Easy: the three reliably seen preconditions for a genocide are 1) hatred, however based; 2) the power of the State, either to give muscle to the haters or shield and sanction their activities; 3) gun-control laws, as these are the most efficient mechanism for disarming a population.

If you haven't disarmed a population, you can't practicably wipe them out, particularly in an internal pogrom. They'll shoot back, and you run out of Einsatzkommandos in short order. Maybe they run you out of the national capitol next.

Antigun opinions favor and encourage gun control laws. No gun control, no tyranny. No tyranny, genocide at worst drops to "mighty darn seldom." Nobody's going to call minimizing genocide a bad thing, least of all me.

Gun control laws are all about the disarming -- "you can't have this." Forbid or delegitimize armed self-defense and you eliminate any ability to rescue yourself from crimes by the State, genocides being perhaps the chiefest of criminal acts on a national scale.

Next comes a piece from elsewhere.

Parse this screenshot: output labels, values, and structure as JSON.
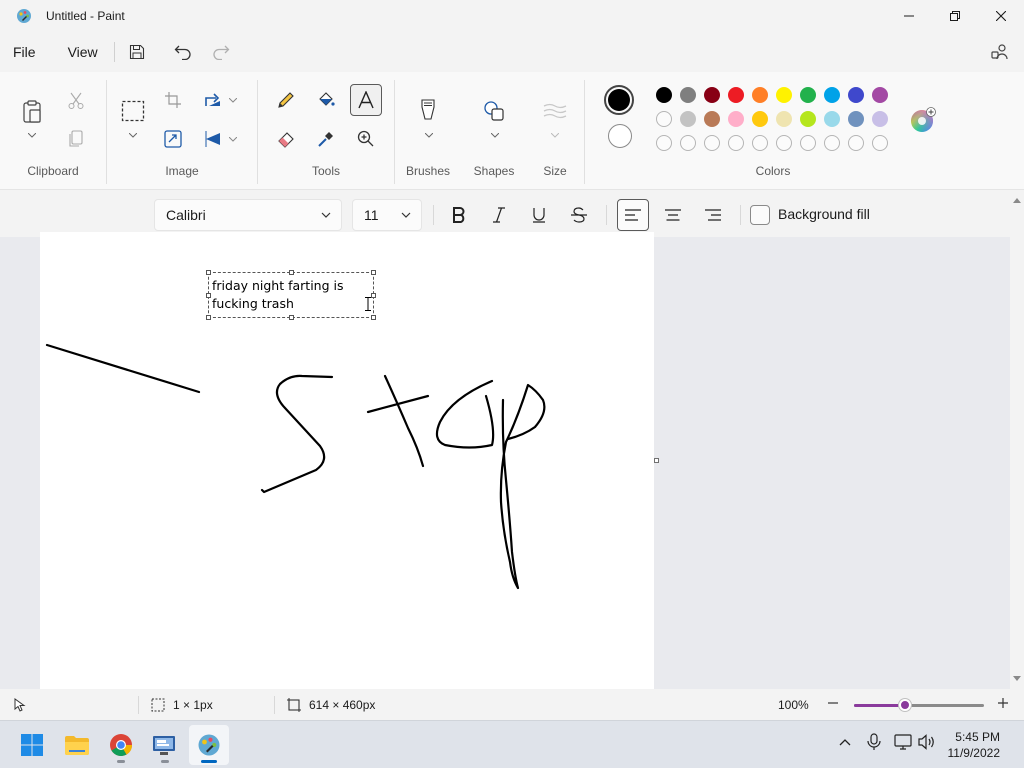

The record shows such laws are highly efficient at disarming people, and such laws are found in the legal corpuses of Nazi Germany, Ottoman Turkey, Communist China, Guatemala, Cambodia, and others. Damning, really.

Of the deadly three preconditions, hatred is... mighty hard to rid ourselves of. For better or for worse, the State isn't likely to wither away either -- and even worse from an antigenocide point of view, you can't look to another State to rescue you from the lethal intentions of your own. Not, at any rate, in time. It's happened, but how long did it take, and was there any coherent campaign to rescue or was it just incidental to conquering territory? You know the answer to that one. The state isn't a bulwark against genocides, particularly not when it is a necessary part of what makes one go.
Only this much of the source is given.